Implements the ORE-to-OPE conversion from this paper, Appendix B.
This construction provides better security than vanilla OPE, worse security than ORE, but has the advantage of not needing a custom comparator for its ciphertexts. Consequently, the ciphertexts can be strings that are compared using a traditional lexicographic comparator.
There are two caveats to this construction when compared to vanilla OPE and ORE:
- Its ciphertext lengths are longer than both vanilla OPE and ORE.
- This OPE also has a failure rate which is adjustable based on the "expansion factor", which is a parameter that affects ciphertext length. The higher the expansion factor, the less likely there are to be errors, but the longer the ciphertexts.

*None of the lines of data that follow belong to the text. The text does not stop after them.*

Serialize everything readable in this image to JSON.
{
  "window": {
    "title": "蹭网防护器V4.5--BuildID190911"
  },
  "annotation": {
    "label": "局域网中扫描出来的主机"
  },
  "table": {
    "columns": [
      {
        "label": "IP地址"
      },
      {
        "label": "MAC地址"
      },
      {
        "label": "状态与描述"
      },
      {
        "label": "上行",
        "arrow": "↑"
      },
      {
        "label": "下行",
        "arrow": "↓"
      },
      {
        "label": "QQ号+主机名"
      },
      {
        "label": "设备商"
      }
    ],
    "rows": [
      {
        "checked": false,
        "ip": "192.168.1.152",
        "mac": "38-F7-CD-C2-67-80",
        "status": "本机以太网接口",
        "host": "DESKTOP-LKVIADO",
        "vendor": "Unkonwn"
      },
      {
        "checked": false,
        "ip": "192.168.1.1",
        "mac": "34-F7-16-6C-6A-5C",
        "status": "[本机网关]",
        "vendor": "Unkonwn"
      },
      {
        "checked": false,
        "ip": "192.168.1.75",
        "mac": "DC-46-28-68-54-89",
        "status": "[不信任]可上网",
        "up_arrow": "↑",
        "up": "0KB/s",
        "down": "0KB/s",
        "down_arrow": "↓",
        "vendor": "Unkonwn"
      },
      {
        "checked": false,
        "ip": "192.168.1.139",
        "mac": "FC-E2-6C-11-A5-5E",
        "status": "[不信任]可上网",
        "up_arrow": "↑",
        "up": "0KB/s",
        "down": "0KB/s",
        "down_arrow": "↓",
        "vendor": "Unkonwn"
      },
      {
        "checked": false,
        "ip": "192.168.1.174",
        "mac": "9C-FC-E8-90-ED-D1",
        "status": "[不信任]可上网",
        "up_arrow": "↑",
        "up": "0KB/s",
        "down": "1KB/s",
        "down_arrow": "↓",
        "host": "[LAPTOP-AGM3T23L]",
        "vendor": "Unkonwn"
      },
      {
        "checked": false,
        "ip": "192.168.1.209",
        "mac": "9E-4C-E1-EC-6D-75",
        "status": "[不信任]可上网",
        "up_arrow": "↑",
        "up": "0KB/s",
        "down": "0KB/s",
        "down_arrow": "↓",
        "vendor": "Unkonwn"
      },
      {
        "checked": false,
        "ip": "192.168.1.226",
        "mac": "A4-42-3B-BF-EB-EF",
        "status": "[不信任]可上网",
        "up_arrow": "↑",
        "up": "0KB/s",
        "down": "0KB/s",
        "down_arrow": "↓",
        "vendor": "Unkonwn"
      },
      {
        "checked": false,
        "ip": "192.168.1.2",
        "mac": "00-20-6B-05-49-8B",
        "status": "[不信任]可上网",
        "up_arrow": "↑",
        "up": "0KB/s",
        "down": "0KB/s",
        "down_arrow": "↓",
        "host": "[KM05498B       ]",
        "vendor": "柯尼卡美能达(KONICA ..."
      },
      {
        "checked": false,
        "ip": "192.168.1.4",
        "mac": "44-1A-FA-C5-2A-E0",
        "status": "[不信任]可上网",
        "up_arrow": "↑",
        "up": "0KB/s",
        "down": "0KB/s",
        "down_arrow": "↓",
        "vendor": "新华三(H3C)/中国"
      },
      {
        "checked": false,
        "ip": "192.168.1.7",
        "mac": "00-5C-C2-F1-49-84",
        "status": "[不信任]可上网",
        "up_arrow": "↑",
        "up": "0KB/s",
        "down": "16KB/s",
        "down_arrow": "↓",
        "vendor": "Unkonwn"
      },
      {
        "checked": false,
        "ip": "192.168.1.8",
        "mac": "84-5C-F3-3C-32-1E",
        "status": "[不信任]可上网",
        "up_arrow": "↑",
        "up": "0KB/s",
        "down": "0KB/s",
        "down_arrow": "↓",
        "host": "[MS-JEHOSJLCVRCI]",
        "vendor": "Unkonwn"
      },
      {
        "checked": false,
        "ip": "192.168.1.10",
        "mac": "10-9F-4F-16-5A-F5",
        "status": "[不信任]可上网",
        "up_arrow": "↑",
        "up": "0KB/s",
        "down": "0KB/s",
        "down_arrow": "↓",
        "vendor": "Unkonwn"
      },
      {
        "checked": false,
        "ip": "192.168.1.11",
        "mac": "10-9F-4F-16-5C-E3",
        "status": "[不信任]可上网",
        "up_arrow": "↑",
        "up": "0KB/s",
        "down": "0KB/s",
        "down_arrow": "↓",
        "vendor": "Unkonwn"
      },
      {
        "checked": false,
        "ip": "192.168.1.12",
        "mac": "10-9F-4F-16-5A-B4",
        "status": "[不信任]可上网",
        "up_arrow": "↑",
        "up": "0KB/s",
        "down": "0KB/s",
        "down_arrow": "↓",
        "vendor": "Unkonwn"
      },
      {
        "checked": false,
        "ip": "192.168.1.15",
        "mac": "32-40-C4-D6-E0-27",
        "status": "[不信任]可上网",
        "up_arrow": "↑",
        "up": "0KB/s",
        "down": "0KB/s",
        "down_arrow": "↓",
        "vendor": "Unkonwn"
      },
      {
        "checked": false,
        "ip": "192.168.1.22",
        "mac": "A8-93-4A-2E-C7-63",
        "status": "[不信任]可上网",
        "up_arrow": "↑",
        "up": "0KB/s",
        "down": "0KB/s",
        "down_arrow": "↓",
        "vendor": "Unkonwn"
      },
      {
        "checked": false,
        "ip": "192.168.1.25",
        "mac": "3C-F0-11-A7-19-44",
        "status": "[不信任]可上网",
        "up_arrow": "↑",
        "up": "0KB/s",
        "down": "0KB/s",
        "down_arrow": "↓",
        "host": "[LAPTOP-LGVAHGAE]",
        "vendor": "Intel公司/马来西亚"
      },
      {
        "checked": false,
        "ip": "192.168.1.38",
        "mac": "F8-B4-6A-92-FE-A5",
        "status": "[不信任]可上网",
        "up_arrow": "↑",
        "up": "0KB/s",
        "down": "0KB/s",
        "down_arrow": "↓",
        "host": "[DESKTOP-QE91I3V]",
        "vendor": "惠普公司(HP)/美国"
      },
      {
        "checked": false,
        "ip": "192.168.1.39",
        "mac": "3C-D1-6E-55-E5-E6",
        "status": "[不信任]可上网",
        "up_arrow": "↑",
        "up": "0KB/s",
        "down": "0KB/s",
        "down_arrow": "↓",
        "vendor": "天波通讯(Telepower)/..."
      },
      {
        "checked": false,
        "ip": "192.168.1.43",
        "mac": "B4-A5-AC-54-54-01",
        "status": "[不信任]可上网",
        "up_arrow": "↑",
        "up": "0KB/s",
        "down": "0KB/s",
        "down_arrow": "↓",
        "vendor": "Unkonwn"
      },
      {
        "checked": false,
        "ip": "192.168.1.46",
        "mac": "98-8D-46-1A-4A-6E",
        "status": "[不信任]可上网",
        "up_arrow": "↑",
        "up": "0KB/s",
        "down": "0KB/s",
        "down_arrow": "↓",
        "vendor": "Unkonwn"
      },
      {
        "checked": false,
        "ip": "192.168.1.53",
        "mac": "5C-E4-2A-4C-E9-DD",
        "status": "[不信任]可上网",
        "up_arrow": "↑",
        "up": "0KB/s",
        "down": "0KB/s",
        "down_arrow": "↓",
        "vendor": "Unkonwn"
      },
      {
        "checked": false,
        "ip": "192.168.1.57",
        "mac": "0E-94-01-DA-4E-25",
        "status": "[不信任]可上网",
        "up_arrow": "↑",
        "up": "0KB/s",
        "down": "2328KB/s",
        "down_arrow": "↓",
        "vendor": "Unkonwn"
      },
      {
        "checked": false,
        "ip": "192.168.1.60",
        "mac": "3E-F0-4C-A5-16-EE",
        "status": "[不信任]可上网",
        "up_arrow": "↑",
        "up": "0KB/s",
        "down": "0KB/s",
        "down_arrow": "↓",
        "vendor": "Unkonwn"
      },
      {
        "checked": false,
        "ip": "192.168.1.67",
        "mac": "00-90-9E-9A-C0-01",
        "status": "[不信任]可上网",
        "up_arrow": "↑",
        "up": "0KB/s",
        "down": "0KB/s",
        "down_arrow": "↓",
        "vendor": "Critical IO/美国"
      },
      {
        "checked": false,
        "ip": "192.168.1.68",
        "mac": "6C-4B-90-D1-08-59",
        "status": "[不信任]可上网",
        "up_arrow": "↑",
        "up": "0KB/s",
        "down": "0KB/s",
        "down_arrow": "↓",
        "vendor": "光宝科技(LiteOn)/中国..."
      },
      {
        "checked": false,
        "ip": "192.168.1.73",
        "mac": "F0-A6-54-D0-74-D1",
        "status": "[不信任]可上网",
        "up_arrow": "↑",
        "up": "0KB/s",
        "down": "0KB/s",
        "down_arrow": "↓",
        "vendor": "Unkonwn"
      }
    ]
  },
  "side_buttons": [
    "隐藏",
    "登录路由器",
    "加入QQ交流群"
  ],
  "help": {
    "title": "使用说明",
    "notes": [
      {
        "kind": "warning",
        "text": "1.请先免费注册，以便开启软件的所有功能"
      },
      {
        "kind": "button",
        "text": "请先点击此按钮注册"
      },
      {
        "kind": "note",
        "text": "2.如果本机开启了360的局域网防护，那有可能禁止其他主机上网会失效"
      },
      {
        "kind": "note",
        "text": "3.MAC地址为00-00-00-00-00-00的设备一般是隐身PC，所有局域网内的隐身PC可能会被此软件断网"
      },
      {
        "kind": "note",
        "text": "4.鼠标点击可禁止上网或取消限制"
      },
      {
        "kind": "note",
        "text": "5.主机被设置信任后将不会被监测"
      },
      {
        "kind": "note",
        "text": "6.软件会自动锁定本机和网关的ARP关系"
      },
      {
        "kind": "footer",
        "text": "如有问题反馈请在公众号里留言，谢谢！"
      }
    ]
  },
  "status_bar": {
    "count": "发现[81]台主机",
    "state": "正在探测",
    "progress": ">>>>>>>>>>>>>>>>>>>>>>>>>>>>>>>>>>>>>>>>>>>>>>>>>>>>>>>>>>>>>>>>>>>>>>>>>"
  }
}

For instance, when encrypting u64s (8 byte plaintexts) with an expansion factor of 3, the ciphertexts are 24 bytes in length.
For benchmarks:
cargo bench
This will run the benchmarks, comparing OPE encryption (with expansion factor = 5) to a sha256 computation, as well as HKDF-SHA256. Computing a single encryption currently takes about 20 microseconds.
To see the effect of the error rate on a set of random u64s, try:
cargo run --release 100000 3
This will sample 100000 random u64s, sort them, then run OPE encryption on each one, sorting the resulting ciphertexts, and then compare the original ordering to the new ordering.